Caso de Mariana Ferrer ganha atos de apoio pelo Brasil

Manifestações em diversas capitais foram marcadas para sábado (7) e domingo em protesto à condução do caso de estupro da promoter Mariana Ferrer

Foto: reprodução

A influenciadora Mariana Ferrer terá vozes de apoio no próximo final de semana. Entre sábado (7) e domingo, movimentos feministas marcaram manifestações, em diversas capitais do país, contra o julgamento que inocentou o estuprador de Mariana, André de Camargo Aranha.

André havia sido identificado pela Polícia como autor do ato de violência sexual, que teria ocorrido durante uma festa em Jurerê Internacional, Florianópolis, no final de 2018. À época com 21 anos, Mariana, que era virgem, denunciou ter sido dopada e violentada.

O promotor argumentou que o empresário não teria como saber que Mariana Ferrer não estava em condições de consentir a relação. Além disso, em uma das audiências, o advogado do acusado Cláudio Gastão da Rosa Filho mostrou fotos sensuais da jovem para questionar a acusação de estupro.
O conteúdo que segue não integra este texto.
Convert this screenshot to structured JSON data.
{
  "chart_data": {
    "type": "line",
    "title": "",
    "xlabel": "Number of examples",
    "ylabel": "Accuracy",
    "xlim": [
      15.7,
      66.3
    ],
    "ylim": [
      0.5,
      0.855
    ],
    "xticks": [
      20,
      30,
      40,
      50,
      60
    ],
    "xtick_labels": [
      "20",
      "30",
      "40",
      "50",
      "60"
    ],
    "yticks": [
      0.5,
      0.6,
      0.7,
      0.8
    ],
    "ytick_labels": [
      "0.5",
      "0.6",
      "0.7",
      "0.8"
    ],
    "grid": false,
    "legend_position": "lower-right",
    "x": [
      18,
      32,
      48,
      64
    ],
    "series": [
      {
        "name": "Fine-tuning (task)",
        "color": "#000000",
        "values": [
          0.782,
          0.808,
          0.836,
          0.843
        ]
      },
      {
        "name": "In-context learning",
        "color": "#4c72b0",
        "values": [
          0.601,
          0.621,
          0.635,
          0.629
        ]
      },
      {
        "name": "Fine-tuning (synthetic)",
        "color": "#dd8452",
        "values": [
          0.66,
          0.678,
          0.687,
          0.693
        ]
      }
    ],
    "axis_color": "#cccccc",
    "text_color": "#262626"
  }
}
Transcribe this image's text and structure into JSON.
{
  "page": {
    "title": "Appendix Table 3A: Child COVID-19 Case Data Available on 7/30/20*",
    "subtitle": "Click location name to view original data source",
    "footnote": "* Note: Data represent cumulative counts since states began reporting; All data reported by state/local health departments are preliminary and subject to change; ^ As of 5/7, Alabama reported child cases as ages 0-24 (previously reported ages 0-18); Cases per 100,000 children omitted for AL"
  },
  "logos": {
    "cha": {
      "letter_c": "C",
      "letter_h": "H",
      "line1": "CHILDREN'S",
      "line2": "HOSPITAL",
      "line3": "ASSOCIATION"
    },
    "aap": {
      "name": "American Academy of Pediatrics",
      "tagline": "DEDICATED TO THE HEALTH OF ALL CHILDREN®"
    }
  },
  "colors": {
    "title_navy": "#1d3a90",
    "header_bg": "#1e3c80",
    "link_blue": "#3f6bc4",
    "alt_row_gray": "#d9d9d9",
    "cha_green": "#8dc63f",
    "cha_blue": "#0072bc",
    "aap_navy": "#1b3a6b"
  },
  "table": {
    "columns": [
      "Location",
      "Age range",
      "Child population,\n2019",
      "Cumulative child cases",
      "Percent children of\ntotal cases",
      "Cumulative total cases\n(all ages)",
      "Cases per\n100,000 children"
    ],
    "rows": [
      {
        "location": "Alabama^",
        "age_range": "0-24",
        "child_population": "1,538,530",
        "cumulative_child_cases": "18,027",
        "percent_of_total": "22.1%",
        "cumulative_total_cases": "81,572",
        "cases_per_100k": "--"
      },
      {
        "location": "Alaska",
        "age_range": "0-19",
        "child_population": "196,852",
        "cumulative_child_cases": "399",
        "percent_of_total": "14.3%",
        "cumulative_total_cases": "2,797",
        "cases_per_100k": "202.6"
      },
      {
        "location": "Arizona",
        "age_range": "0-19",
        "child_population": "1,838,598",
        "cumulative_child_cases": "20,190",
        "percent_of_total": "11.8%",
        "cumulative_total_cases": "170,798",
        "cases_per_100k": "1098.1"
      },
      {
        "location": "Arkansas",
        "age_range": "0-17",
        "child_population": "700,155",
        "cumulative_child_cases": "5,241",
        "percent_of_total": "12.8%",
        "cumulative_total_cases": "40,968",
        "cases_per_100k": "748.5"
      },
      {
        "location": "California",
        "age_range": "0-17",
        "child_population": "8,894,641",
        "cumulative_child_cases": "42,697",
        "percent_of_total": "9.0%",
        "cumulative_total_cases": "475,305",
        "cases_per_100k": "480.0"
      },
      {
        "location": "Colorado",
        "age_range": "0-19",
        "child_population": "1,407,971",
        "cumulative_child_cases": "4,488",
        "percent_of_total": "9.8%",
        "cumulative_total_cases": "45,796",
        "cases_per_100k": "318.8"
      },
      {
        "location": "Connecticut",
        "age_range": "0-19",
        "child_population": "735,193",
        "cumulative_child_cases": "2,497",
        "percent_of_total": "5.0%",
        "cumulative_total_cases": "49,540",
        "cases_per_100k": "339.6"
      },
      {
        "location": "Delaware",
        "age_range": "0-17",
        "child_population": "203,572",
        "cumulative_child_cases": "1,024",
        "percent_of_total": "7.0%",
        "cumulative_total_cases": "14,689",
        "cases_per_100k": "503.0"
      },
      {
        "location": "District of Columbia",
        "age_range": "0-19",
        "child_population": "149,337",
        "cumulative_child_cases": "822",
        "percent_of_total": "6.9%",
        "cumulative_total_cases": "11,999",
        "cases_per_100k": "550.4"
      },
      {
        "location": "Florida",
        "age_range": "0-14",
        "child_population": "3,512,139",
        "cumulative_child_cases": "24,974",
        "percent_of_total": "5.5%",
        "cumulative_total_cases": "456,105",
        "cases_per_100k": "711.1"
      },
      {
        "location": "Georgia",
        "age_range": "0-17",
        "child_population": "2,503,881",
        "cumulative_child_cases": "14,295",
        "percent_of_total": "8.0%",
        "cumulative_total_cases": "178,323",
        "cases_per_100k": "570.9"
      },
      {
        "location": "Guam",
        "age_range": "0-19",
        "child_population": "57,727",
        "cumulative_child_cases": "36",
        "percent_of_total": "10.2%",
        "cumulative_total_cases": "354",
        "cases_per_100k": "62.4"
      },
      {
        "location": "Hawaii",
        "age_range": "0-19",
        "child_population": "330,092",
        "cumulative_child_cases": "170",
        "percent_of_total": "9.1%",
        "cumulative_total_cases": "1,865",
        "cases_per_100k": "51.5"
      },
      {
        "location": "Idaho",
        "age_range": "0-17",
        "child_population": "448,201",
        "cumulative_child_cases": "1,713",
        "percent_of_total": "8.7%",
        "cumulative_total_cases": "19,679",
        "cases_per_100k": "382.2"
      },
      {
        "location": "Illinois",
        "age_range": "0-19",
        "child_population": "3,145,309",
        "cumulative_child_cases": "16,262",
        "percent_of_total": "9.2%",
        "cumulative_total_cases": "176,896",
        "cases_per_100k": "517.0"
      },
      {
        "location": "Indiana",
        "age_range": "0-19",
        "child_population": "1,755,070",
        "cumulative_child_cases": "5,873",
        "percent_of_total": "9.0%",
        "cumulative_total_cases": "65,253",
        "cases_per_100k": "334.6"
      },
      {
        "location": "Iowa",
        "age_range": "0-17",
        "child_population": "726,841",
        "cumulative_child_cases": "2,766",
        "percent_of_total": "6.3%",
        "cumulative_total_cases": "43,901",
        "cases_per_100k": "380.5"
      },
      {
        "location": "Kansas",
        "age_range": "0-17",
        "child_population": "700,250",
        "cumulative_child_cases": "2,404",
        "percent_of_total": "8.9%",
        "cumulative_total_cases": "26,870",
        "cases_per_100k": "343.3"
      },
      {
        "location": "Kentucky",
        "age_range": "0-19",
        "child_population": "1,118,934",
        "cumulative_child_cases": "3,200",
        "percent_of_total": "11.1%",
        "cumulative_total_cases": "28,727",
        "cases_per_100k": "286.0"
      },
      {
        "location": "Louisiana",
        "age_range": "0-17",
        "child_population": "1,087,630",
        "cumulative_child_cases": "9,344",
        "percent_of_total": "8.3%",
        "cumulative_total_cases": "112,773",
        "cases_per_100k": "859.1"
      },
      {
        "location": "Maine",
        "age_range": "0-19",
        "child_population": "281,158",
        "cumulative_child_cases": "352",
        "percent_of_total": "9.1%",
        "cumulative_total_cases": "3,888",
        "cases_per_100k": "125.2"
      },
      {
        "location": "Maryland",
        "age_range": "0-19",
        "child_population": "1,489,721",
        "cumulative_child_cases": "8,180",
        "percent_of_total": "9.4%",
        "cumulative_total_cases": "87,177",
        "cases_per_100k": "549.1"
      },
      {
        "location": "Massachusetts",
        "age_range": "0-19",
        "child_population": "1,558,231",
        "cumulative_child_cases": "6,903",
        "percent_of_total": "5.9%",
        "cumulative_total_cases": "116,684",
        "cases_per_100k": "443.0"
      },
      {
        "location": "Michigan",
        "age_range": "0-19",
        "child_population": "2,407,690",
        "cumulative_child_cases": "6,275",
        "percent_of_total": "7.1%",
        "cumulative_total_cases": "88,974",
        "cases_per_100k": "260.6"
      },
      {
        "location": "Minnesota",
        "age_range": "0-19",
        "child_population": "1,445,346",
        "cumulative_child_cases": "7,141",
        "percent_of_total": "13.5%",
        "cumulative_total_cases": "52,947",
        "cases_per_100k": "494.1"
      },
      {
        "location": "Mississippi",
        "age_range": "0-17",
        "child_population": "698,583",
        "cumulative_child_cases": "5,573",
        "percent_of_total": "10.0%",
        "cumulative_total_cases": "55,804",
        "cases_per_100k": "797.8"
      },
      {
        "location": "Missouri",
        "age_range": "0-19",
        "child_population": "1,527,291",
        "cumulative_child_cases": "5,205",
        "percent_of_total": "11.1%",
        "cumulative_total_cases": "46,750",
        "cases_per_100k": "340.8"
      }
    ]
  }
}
Ele dispara ofensas e ataques contra a vítima, que chora.

O caso chocou grande parte da população. Em São Paulo, mulheres vão às ruas no domingo, a partir das 13h, no Museu de Arte de São Paulo (Masp). No mesmo dia, também haverá uma manifestação no Rio de Janeiro. O ato está marcado para às 13h, na Cinelândia, região central da capital.

Ainda no dia 8, outras capitais irão se mobilizar: em Campo Grande-MS, uma manifestação começa no Aquário do Pantanal, às 15h; Porto Alegre realiza terá concentração também às 15h, na Esquina Democrática; Já Recife marcou um ato, às 14h, no Parque Treze de Maio, no bairro Boa Vista.

Florianópolis, onde ocorreu o crime, também terá apoio à Mariana, com manifestação marcada para às 15h, do domingo, na Avenida Rio Branco, no centro. No sábado, outras três capitais se mobilizam: Palmas, às 15h, na Praça dos Girassóis; Maceió, na Avenida Fernandes Lima, às 14h; e em Brasília, na Praça dos Três Poderes, também às 15h.

Investigação e anulação

Para a Associação Brasileira de Juristas pela Democracia (ABJD) o julgamento que inocentou o estuprador de Mariana Ferrer pode ser anulado. A advogada Tânia Oliveira, da ABJD, destaca que o juiz Rudson Marcos tem responsabilidade em ter permitido a barbárie contra Mariana Ferrer durante a audiência. “A grande agressão foi aquela audiência, que é caso de nulidade”, afirmou à Rede Brasil Atual (RBA), sobre o caso denunciado pelo Intercept.

Já a seccional catarinense da Ordem dos Advogados do Brasil informou que vai enviar um ofício pedindo esclarecimentos preliminares ao advogado Cláudio Gastão da Rosa Filho. A entidade explica que processos disciplinares tramitam no Tribunal de Ética e Disciplina da OAB-SC e são sigilosos até o seu desfecho.

Além disso, o conselheiro Henrique Ávila, do Conselho Nacional de Justiça, enviou, nesta terça-feira, um ofício para corregedora nacional de Justiça, ministra Thereza de Assis Moura, pedindo que se apure a conduta do juiz Rudson Marcos.

De acordo com o trecho do documento, “causa-nos espécie que a humilhação a que a vítima é submetida pelo advogado do réu ocorre sem que o juiz que preside o ato tome qualquer providência para cessar as investidas contra a depoente”. O conselheiro diz que o magistrado, ao não intervir, “aquiesce com a violência cometida contra quem já teria sofrido repugnante abuso sexual”.